A new venue planned across from Paycom Center
Oklahoma City is preparing for a groundbreaking ceremony for its new downtown arena, a city-owned venue planned for the former convention center site across the street from Paycom Center. The project is intended to replace Paycom Center as the city’s primary large-scale indoor sports and entertainment facility and is tied to a long-term commitment keeping the NBA’s Oklahoma City Thunder in the city through at least 2050.
How the project is funded and what voters approved
The arena plan follows a citywide vote held on Dec. 12, 2023, when residents approved a 1% sales tax for 72 months to finance construction of a new downtown arena. The measure was structured to maintain the city’s overall sales tax rate by scheduling the new tax to begin after an existing MAPS 4 sales tax ends on April 1, 2028. Under the public framework presented with the arena proposal, the Thunder ownership group is committed to a $50 million contribution toward construction, with additional project funding incorporating previously approved MAPS 4 dollars that had been designated for Paycom Center-related improvements and arena-related facilities.

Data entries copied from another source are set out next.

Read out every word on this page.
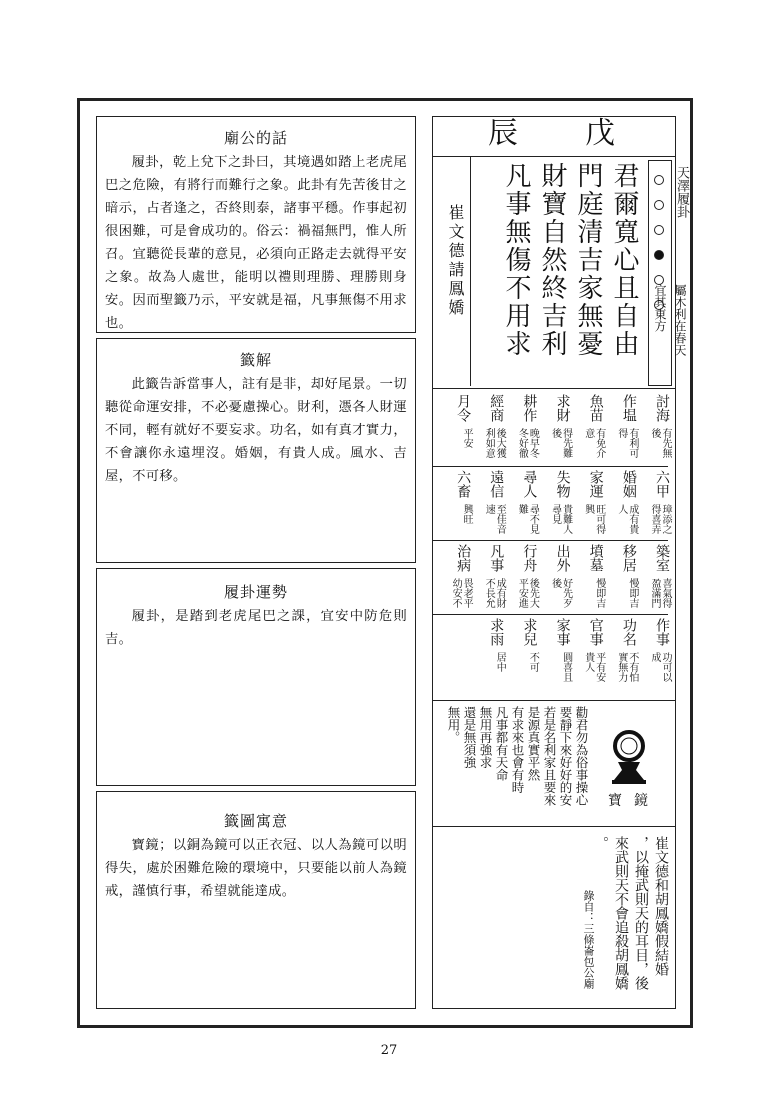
廟公的話
履卦，乾上兌下之卦曰，其境遇如踏上老虎尾巴之危險，有將行而難行之象。此卦有先苦後甘之暗示，占者逢之，否終則泰，諸事平穩。作事起初很困難，可是會成功的。俗云：禍福無門，惟人所召。宜聽從長輩的意見，必須向正路走去就得平安之象。故為人處世，能明以禮則理勝、理勝則身安。因而聖籤乃示，平安就是福，凡事無傷不用求也。
籤解
此籤告訴當事人，註有是非，却好尾景。一切聽從命運安排，不必憂慮操心。財利，憑各人財運不同，輕有就好不要妄求。功名，如有真才實力，不會讓你永遠埋沒。婚姻，有貴人成。風水、吉屋，不可移。
履卦運勢
履卦，是踏到老虎尾巴之課，宜安中防危則吉。
籤圖寓意
寶鏡；以銅為鏡可以正衣冠、以人為鏡可以明得失，處於困難危險的環境中，只要能以前人為鏡戒，謹慎行事，希望就能達成。
辰 戊
崔文德請鳳嬌 凡事無傷不用求 財寶自然終吉利 門庭清吉家無憂 君爾寬心且自由	天澤履卦
屬木利在春天
宜其東方
討海
有先無後
作塭
有利可得
魚苗
有免介意
求財
得先難後
耕作
晚早冬冬好徹
經商
後大獲利如意
月令
平安
六甲
璋添之得喜弄
婚姻
成有貴人
家運
旺可得興
失物
貴難人尋見
尋人
尋不見難
遠信
至佳音速
六畜
興旺
築室
喜氣得盈滿門
移居
慢即吉
墳墓
慢即吉
出外
好先歹後
行舟
後先大平安進
凡事
成有財不長允
治病
畏老平幼安不
作事
功可以成
功名
不有怕實無力
官事
平有安貴人
家事
圓喜且
求兒
不可
求雨
居中
勸君勿為俗事操心
要靜下來好好的安
若是名利家且要來
是源真實平然
有求來也會有時
凡事都有天命
無用再強求
還是無須強
無用。
寶鏡
崔文德和胡鳳嬌假結婚
，以掩武則天的耳目，後
來武則天不會追殺胡鳳嬌
。
錄自：三條崙包公廟
27
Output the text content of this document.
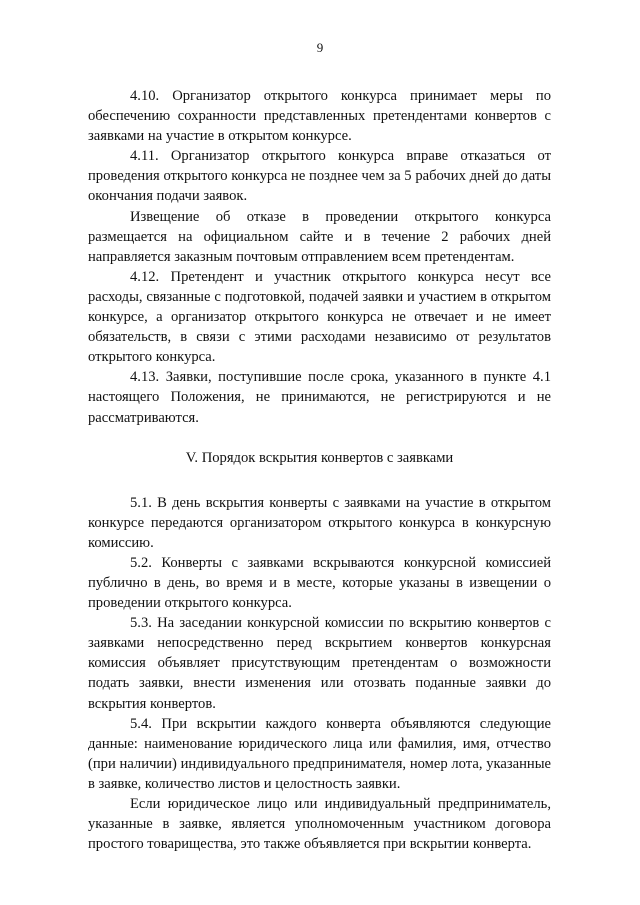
9

4.10. Организатор открытого конкурса принимает меры по обеспечению сохранности представленных претендентами конвертов с заявками на участие в открытом конкурсе.

4.11. Организатор открытого конкурса вправе отказаться от проведения открытого конкурса не позднее чем за 5 рабочих дней до даты окончания подачи заявок.

Извещение об отказе в проведении открытого конкурса размещается на официальном сайте и в течение 2 рабочих дней направляется заказным почтовым отправлением всем претендентам.

4.12. Претендент и участник открытого конкурса несут все расходы, связанные с подготовкой, подачей заявки и участием в открытом конкурсе, а организатор открытого конкурса не отвечает и не имеет обязательств, в связи с этими расходами независимо от результатов открытого конкурса.

4.13. Заявки, поступившие после срока, указанного в пункте 4.1 настоящего Положения, не принимаются, не регистрируются и не рассматриваются.

V. Порядок вскрытия конвертов с заявками

5.1. В день вскрытия конверты с заявками на участие в открытом конкурсе передаются организатором открытого конкурса в конкурсную комиссию.

5.2. Конверты с заявками вскрываются конкурсной комиссией публично в день, во время и в месте, которые указаны в извещении о проведении открытого конкурса.

5.3. На заседании конкурсной комиссии по вскрытию конвертов с заявками непосредственно перед вскрытием конвертов конкурсная комиссия объявляет присутствующим претендентам о возможности подать заявки, внести изменения или отозвать поданные заявки до вскрытия конвертов.

5.4. При вскрытии каждого конверта объявляются следующие данные: наименование юридического лица или фамилия, имя, отчество (при наличии) индивидуального предпринимателя, номер лота, указанные в заявке, количество листов и целостность заявки.

Если юридическое лицо или индивидуальный предприниматель, указанные в заявке, является уполномоченным участником договора простого товарищества, это также объявляется при вскрытии конверта.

Design direction and early project milestones
Conceptual design work has moved forward under a team that includes MANICA Architecture as design architect and TVS as architect of record. Early renderings and project descriptions released publicly emphasize a 360-degree glass curtain wall, outward-facing concourses designed to provide panoramic views, and an elevated main entrance on a podium. City and project materials have also described a fan-focused public realm element referred to as “Thunder Alley.”

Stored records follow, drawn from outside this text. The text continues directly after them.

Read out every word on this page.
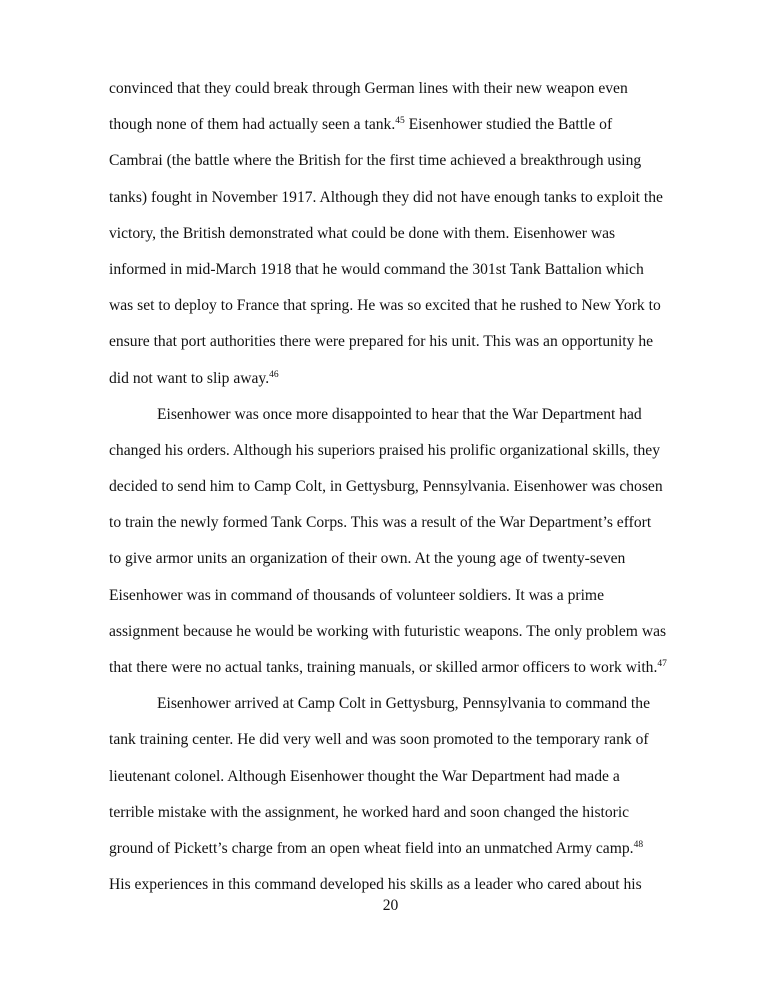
convinced that they could break through German lines with their new weapon even
though none of them had actually seen a tank.$^{45}$ Eisenhower studied the Battle of
Cambrai (the battle where the British for the first time achieved a breakthrough using
tanks) fought in November 1917. Although they did not have enough tanks to exploit the
victory, the British demonstrated what could be done with them. Eisenhower was
informed in mid-March 1918 that he would command the 301st Tank Battalion which
was set to deploy to France that spring. He was so excited that he rushed to New York to
ensure that port authorities there were prepared for his unit. This was an opportunity he
did not want to slip away.$^{46}$
Eisenhower was once more disappointed to hear that the War Department had
changed his orders. Although his superiors praised his prolific organizational skills, they
decided to send him to Camp Colt, in Gettysburg, Pennsylvania. Eisenhower was chosen
to train the newly formed Tank Corps. This was a result of the War Department’s effort
to give armor units an organization of their own. At the young age of twenty-seven
Eisenhower was in command of thousands of volunteer soldiers. It was a prime
assignment because he would be working with futuristic weapons. The only problem was
that there were no actual tanks, training manuals, or skilled armor officers to work with.$^{47}$
Eisenhower arrived at Camp Colt in Gettysburg, Pennsylvania to command the
tank training center. He did very well and was soon promoted to the temporary rank of
lieutenant colonel. Although Eisenhower thought the War Department had made a
terrible mistake with the assignment, he worked hard and soon changed the historic
ground of Pickett’s charge from an open wheat field into an unmatched Army camp.$^{48}$
His experiences in this command developed his skills as a leader who cared about his
20
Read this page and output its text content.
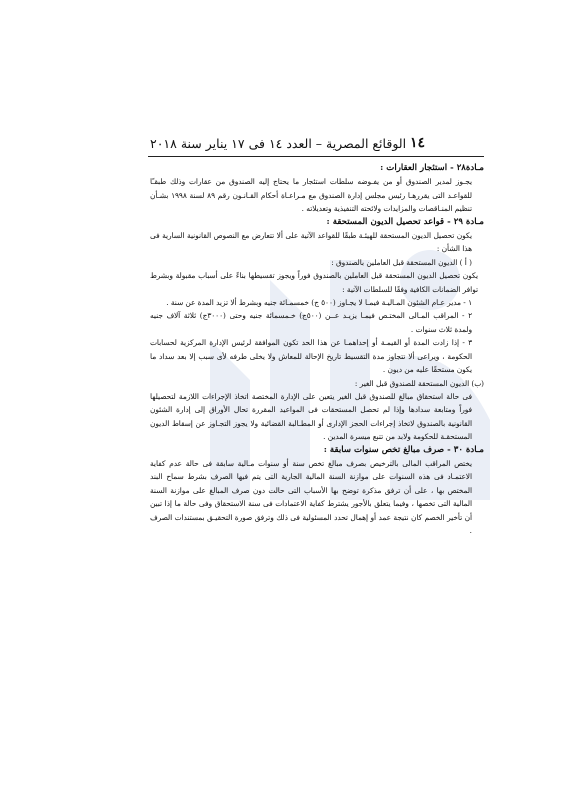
١٤
الوقائع المصرية – العدد ١٤ فى ١٧ يناير سنة ٢٠١٨

مـادة٢٨ - استئجار العقارات :

يجـوز لمدير الصندوق أو من يفـوضه سلطات استئجار ما يحتاج إليه الصندوق من عقارات وذلك طبقـًا للقواعـد التى يقررهـا رئيس مجلس إدارة الصندوق مع مـراعـاة أحكام القـانـون رقم ٨٩ لسنة ١٩٩٨ بشـأن تنظيم المنـاقصات والمزايدات ولائحته التنفيذية وتعديلاته .

مـادة ٢٩ - قواعد تحصيل الديون المستحقة :

يكون تحصيل الديون المستحقة للهيئـة طبقًا للقواعد الآتية على ألا تتعارض مع النصوص القانونية السارية فى هذا الشأن :

( أ ) الديون المستحقة قبل العاملين بالصندوق :

يكون تحصيل الديون المستحقة قبل العاملين بالصندوق فوراً ويجوز تقسيطها بناءً على أسباب مقبولة وبشرط توافر الضمانات الكافية وفقًا للسلطات الآتية :

١ - مدير عـام الشئون المـاليـة فيمـا لا يجـاوز (٥٠٠ ج) خمسمـائة جنيه وبشرط ألا تزيد المدة عن سنة .

٢ - المراقب المـالى المختـص فيمـا يزيـد عــن (٥٠٠ج) خـمسمائة جنيه وحتى (٣٠٠٠ج) ثلاثة آلاف جنيه ولمدة ثلاث سنوات .

٣ - إذا زادت المدة أو القيمـة أو إحداهمـا عن هذا الحد تكون الموافقة لرئيس الإدارة المركزية لحسابات الحكومة ، ويراعى ألا تتجاوز مدة التقسيط تاريخ الإحالة للمعاش ولا يخلى طرفه لأى سبب إلا بعد سداد ما يكون مستحقًا عليه من ديون .

(ب) الديون المستحقة للصندوق قبل الغير :

فى حالة استحقاق مبالغ للصندوق قبل الغير يتعين على الإدارة المختصة اتخاذ الإجراءات اللازمة لتحصيلها فوراً ومتابعة سدادها وإذا لم تحصل المستحقات فى المواعيد المقررة تحال الأوراق إلى إدارة الشئون القانونية بالصندوق لاتخاذ إجراءات الحجز الإدارى أو المطـالبة القضائية ولا يجوز التجـاوز عن إسقاط الديون المستحقـة للحكومة ولابد من تتبع ميسرة المدين .

مـادة ٣٠ - صرف مبالغ تخص سنوات سابقة :

يختص المراقب المالى بالترخيص بصرف مبالغ تخص سنة أو سنوات مـالية سابقة فى حالة عدم كفاية الاعتمـاد فى هذه السنوات على موازنة السنة المالية الجارية التى يتم فيها الصرف بشرط سماح البند المختص بها ، على أن ترفق مذكرة توضح بها الأسباب التى حالت دون صرف المبالغ على موازنة السنة المالية التى تخصها ، وفيما يتعلق بالأجور يشترط كفاية الاعتمادات فى سنة الاستحقاق وفى حالة ما إذا تبين أن تأخير الخصم كان نتيجة عمد أو إهمال تحدد المسئولية فى ذلك وترفق صورة التحقيـق بمستندات الصرف .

The selected location—on the site of the former convention center—has already been the subject of demolition planning and early site preparation steps. City and partner communications have indicated demolition activity is expected to be completed by the end of 2025, positioning the project for a start of vertical construction in early 2026.
Construction delivery and oversight
The city has advanced the project using a construction manager at-risk (CMAR) delivery approach, intended to bring the contractor into the process during design and preconstruction while establishing a guaranteed maximum price later in development. A Flintco–Mortenson team has been identified as the construction manager for the arena.

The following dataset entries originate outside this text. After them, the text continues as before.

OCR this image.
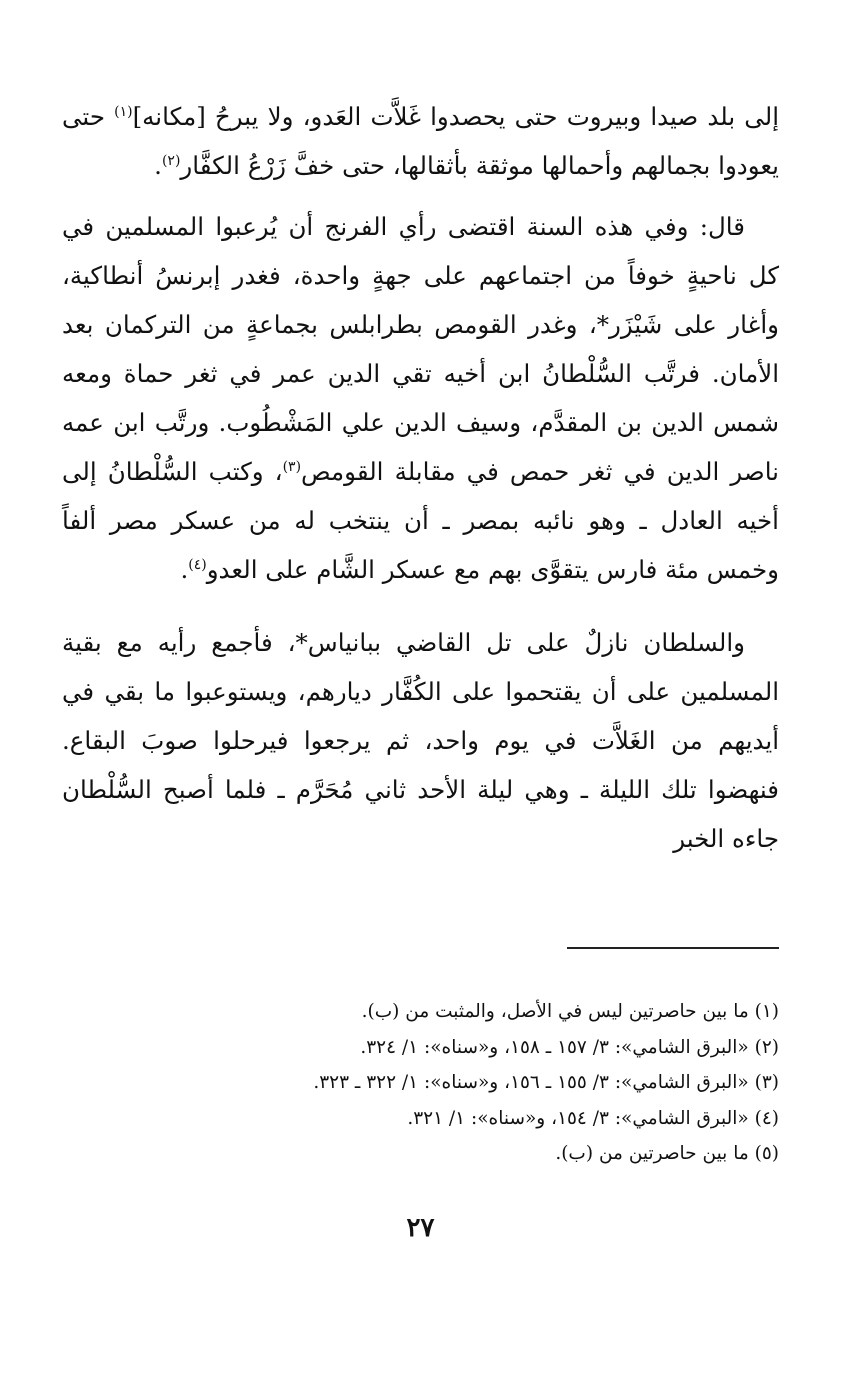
إلى بلد صيدا وبيروت حتى يحصدوا غَلاَّت العَدو، ولا يبرحُ [مكانه]$^{(١)}$ حتى يعودوا بجمالهم وأحمالها موثقة بأثقالها، حتى خفَّ زَرْعُ الكفَّار$^{(٢)}$.

قال: وفي هذه السنة اقتضى رأي الفرنج أن يُرعبوا المسلمين في كل ناحيةٍ خوفاً من اجتماعهم على جهةٍ واحدة، فغدر إبرنسُ أنطاكية، وأغار على شَيْزَر*، وغدر القومص بطرابلس بجماعةٍ من التركمان بعد الأمان. فرتَّب السُّلْطانُ ابن أخيه تقي الدين عمر في ثغر حماة ومعه شمس الدين بن المقدَّم، وسيف الدين علي المَشْطُوب. ورتَّب ابن عمه ناصر الدين في ثغر حمص في مقابلة القومص$^{(٣)}$، وكتب السُّلْطانُ إلى أخيه العادل ـ وهو نائبه بمصر ـ أن ينتخب له من عسكر مصر ألفاً وخمس مئة فارس يتقوَّى بهم مع عسكر الشَّام على العدو$^{(٤)}$.

والسلطان نازلٌ على تل القاضي ببانياس*، فأجمع رأيه مع بقية المسلمين على أن يقتحموا على الكُفَّار ديارهم، ويستوعبوا ما بقي في أيديهم من الغَلاَّت في يوم واحد، ثم يرجعوا فيرحلوا صوبَ البقاع. فنهضوا تلك الليلة ـ وهي ليلة الأحد ثاني مُحَرَّم ـ فلما أصبح السُّلْطان جاءه الخبر

(١) ما بين حاصرتين ليس في الأصل، والمثبت من (ب).
(٢) «البرق الشامي»: ٣/ ١٥٧ ـ ١٥٨، و«سناه»: ١/ ٣٢٤.
(٣) «البرق الشامي»: ٣/ ١٥٥ ـ ١٥٦، و«سناه»: ١/ ٣٢٢ ـ ٣٢٣.
(٤) «البرق الشامي»: ٣/ ١٥٤، و«سناه»: ١/ ٣٢١.
(٥) ما بين حاصرتين من (ب).
٢٧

- Project type: city-owned downtown arena replacing Paycom Center as the primary venue
- Site: former convention center property across from Paycom Center
- Key program elements: expanded concourses and public-facing design features; seating capacity and suite counts still subject to final design
- Schedule marker: groundbreaking planned during the first quarter of 2026
What comes next
The groundbreaking will serve as a public marker that the arena has moved from planning and procurement into construction. Final capacity, premium seating counts, and event infrastructure details remain expected to evolve as conceptual plans are refined into construction-ready documents, while the city continues to align the construction timeline with the longer-term sales tax funding schedule approved by voters.
Groundbreaking ceremonies typically signal that major site work is complete and that the project has cleared key design, contracting, and financing checkpoints—elements that are now converging for the new downtown arena.